NFU Mutual, the insurance company, is using small business Covid grants already received by business owners as a pretext to cutting coronavirus payouts.
The insurer is paying less to struggling small businesses in the hospitality sector because it says they have received small business Covid grants.
The Government has paid more than £10bn to almost 900,000 small businesses in need in the form of one-off grants of up to £10,000, paid out by local authorities.
NFU Mutual said deductions made to reflect state aid are only applied to loss-of-profit claims, not to those made for loss of income. Determining a loss-of-profit claim settlement, it said, includes the need to consider “all taxable income”, including Government grants, as well as any other forms of compensation.
However, the Professional Association of Self Caterers UK (PASC) has branded the practice “highly immoral” and suggests NFU Mutual is using it to boost its own profits.
PASC UK executive chairman Alistair Handyside told insurance trade magazine NS Insurance that insurers should honour their contracts and not behave “so poorly”.
Handyside said: “Overwhelmingly our members are small, family-run, rural and coastal businesses for whom the Small Business Grant Fund is a critical lifeline intended to help businesses survive, not a grant to fund insurance company profits.
“Insurers who deduct grant money are threatening our long-term sustainability and taking taxpayers’ money designed to keep us afloat.
“The impacts of Covid-19 on small businesses in the tourism sector have been devastating.
“Many are now reluctant to make a claim, even though they are rightfully entitled, having paid their premium.”

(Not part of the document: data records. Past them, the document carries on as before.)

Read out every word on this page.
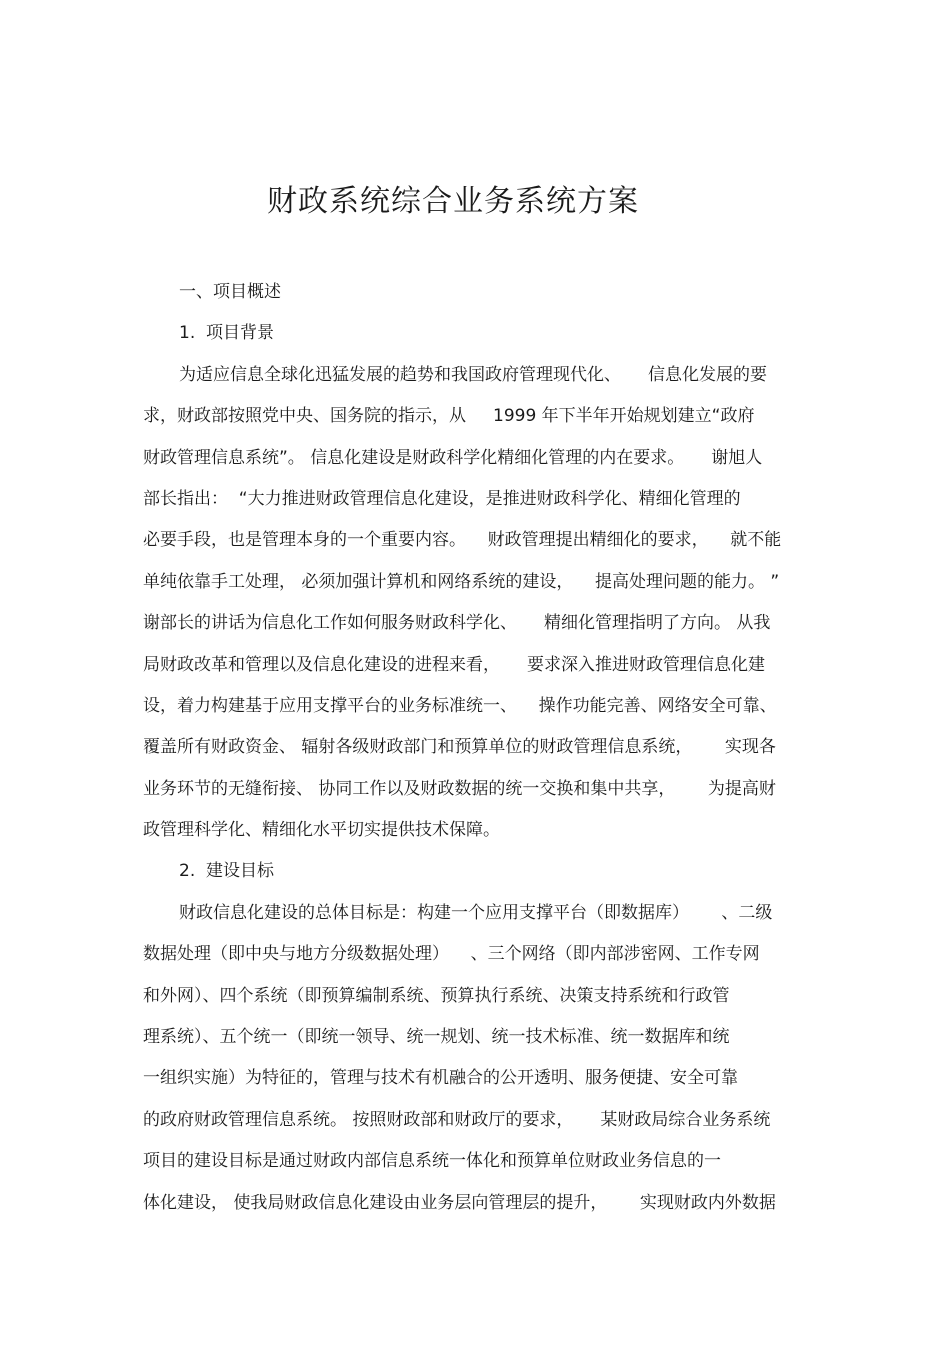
财政系统综合业务系统方案
一、项目概述
1.  项目背景
为适应信息全球化迅猛发展的趋势和我国政府管理现代化、     信息化发展的要
求，财政部按照党中央、国务院的指示，从     1999 年下半年开始规划建立“政府
财政管理信息系统”。 信息化建设是财政科学化精细化管理的内在要求。     谢旭人
部长指出：  “大力推进财政管理信息化建设，是推进财政科学化、精细化管理的
必要手段，也是管理本身的一个重要内容。    财政管理提出精细化的要求，    就不能
单纯依靠手工处理， 必须加强计算机和网络系统的建设，    提高处理问题的能力。 ”
谢部长的讲话为信息化工作如何服务财政科学化、     精细化管理指明了方向。 从我
局财政改革和管理以及信息化建设的进程来看，     要求深入推进财政管理信息化建
设，着力构建基于应用支撑平台的业务标准统一、    操作功能完善、网络安全可靠、
覆盖所有财政资金、 辐射各级财政部门和预算单位的财政管理信息系统，      实现各
业务环节的无缝衔接、 协同工作以及财政数据的统一交换和集中共享，      为提高财
政管理科学化、精细化水平切实提供技术保障。
2.  建设目标
财政信息化建设的总体目标是：构建一个应用支撑平台（即数据库）      、二级
数据处理（即中央与地方分级数据处理）    、三个网络（即内部涉密网、工作专网
和外网）、四个系统（即预算编制系统、预算执行系统、决策支持系统和行政管
理系统）、五个统一（即统一领导、统一规划、统一技术标准、统一数据库和统
一组织实施）为特征的，管理与技术有机融合的公开透明、服务便捷、安全可靠
的政府财政管理信息系统。 按照财政部和财政厅的要求，     某财政局综合业务系统
项目的建设目标是通过财政内部信息系统一体化和预算单位财政业务信息的一
体化建设， 使我局财政信息化建设由业务层向管理层的提升，      实现财政内外数据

Beth Bailey, who runs Kernock Cottages in Cornwall, said her original £52,000 insurance claim, waved through by NFU Mutual, ended up being slashed in half after the insurer made various deductions, factoring in Government COVID-19 bailout grants.

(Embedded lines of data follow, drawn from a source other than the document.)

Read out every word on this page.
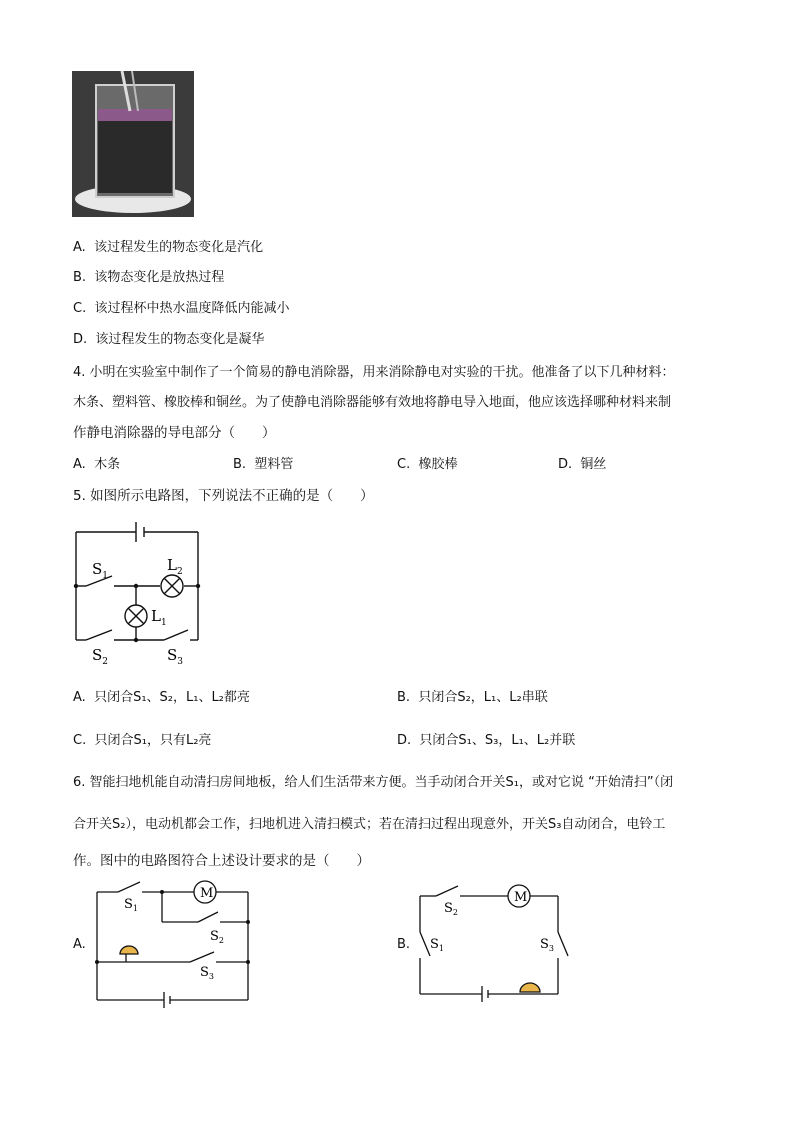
A. 该过程发生的物态变化是汽化
B. 该物态变化是放热过程
C. 该过程杯中热水温度降低内能减小
D. 该过程发生的物态变化是凝华
4. 小明在实验室中制作了一个简易的静电消除器，用来消除静电对实验的干扰。他准备了以下几种材料：
木条、塑料管、橡胶棒和铜丝。为了使静电消除器能够有效地将静电导入地面，他应该选择哪种材料来制
作静电消除器的导电部分（　　）
A. 木条	B. 塑料管	C. 橡胶棒	D. 铜丝
5. 如图所示电路图，下列说法不正确的是（　　）
$S_1$
$L_2$
$L_1$
$S_2$	$S_3$
A. 只闭合S₁、S₂，L₁、L₂都亮	B. 只闭合S₂，L₁、L₂串联
C. 只闭合S₁，只有L₂亮	D. 只闭合S₁、S₃，L₁、L₂并联
6. 智能扫地机能自动清扫房间地板，给人们生活带来方便。当手动闭合开关S₁，或对它说 “开始清扫”（闭
合开关S₂），电动机都会工作，扫地机进入清扫模式；若在清扫过程出现意外，开关S₃自动闭合，电铃工
作。图中的电路图符合上述设计要求的是（　　）
A.
M
$S_1$
$S_2$
$S_3$
B.
M
$S_2$
$S_1$	$S_3$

Bailey said: “I can’t believe the SBGF grant was designed to subsidise insurance companies. Should it really be the insurance companies who benefit from this money, rather than the small businesses it was designed for?”
What does the High Court case mean for me?

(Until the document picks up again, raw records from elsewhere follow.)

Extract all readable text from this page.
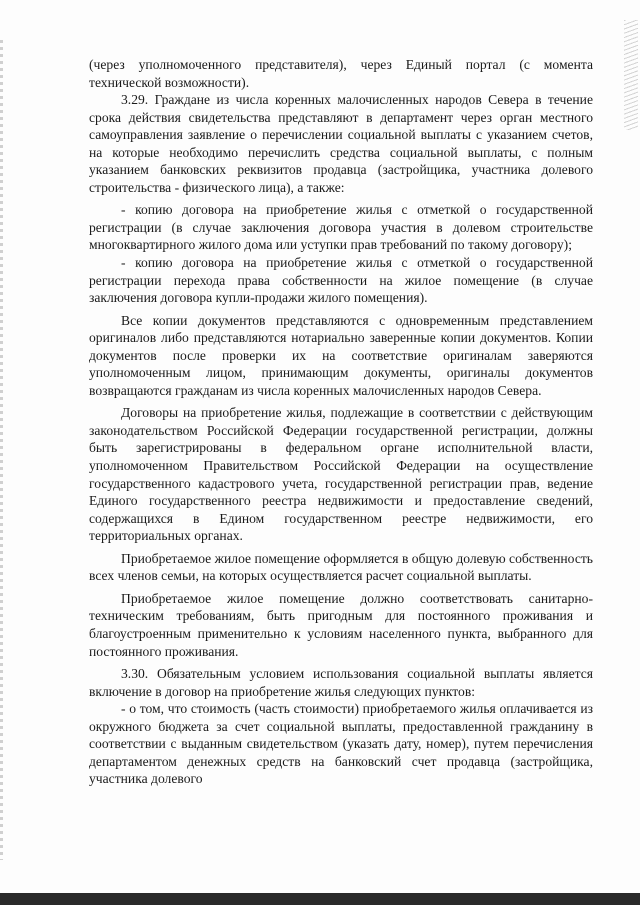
(через уполномоченного представителя), через Единый портал (с момента технической возможности).

3.29. Граждане из числа коренных малочисленных народов Севера в течение срока действия свидетельства представляют в департамент через орган местного самоуправления заявление о перечислении социальной выплаты с указанием счетов, на которые необходимо перечислить средства социальной выплаты, с полным указанием банковских реквизитов продавца (застройщика, участника долевого строительства - физического лица), а также:

- копию договора на приобретение жилья с отметкой о государственной регистрации (в случае заключения договора участия в долевом строительстве многоквартирного жилого дома или уступки прав требований по такому договору);

- копию договора на приобретение жилья с отметкой о государственной регистрации перехода права собственности на жилое помещение (в случае заключения договора купли-продажи жилого помещения).

Все копии документов представляются с одновременным представлением оригиналов либо представляются нотариально заверенные копии документов. Копии документов после проверки их на соответствие оригиналам заверяются уполномоченным лицом, принимающим документы, оригиналы документов возвращаются гражданам из числа коренных малочисленных народов Севера.

Договоры на приобретение жилья, подлежащие в соответствии с действующим законодательством Российской Федерации государственной регистрации, должны быть зарегистрированы в федеральном органе исполнительной власти, уполномоченном Правительством Российской Федерации на осуществление государственного кадастрового учета, государственной регистрации прав, ведение Единого государственного реестра недвижимости и предоставление сведений, содержащихся в Едином государственном реестре недвижимости, его территориальных органах.

Приобретаемое жилое помещение оформляется в общую долевую собственность всех членов семьи, на которых осуществляется расчет социальной выплаты.

Приобретаемое жилое помещение должно соответствовать санитарно-техническим требованиям, быть пригодным для постоянного проживания и благоустроенным применительно к условиям населенного пункта, выбранного для постоянного проживания.

3.30. Обязательным условием использования социальной выплаты является включение в договор на приобретение жилья следующих пунктов:

- о том, что стоимость (часть стоимости) приобретаемого жилья оплачивается из окружного бюджета за счет социальной выплаты, предоставленной гражданину в соответствии с выданным свидетельством (указать дату, номер), путем перечисления департаментом денежных средств на банковский счет продавца (застройщика, участника долевого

Meanwhile, nearly 400,000 small businesses are waiting to see if insurers will be forced to pay out on their business interruption policies after all. Until now, insurers have claimed that business interruption policies were null and void because COVID-19 was not officially recognised as a disease when those policies were taken out.
City watchdog the Financial Conduct Authority has brought a case against eight insurers in the High Court being heard remotely this week, following months of wrangling over contested business interruption policies. Insurance companies taking part in the case include Hiscox, Ecclesiastical Insurance Office and Zurich.
Judges will decide in a “test case” on policy wordings on how and when firms are expected to pay up. The case is thought to affect some 370,000 firms and could cost insurers billions.
Already, insurers argue that the Government advice to close shops in March was equivalent to official public advice to eat more fruit and vegetables, an argument the FCA’s barrister Leigh-Ann Mulcahy QC has called “absurd”.
Insurers argue that most business interruption policies are only designed to cover losses if premises are damaged by specific events or affected by legal actions taken by the authorities in response.
The case is due to continue for two weeks and a judgment is expected by September at the earliest.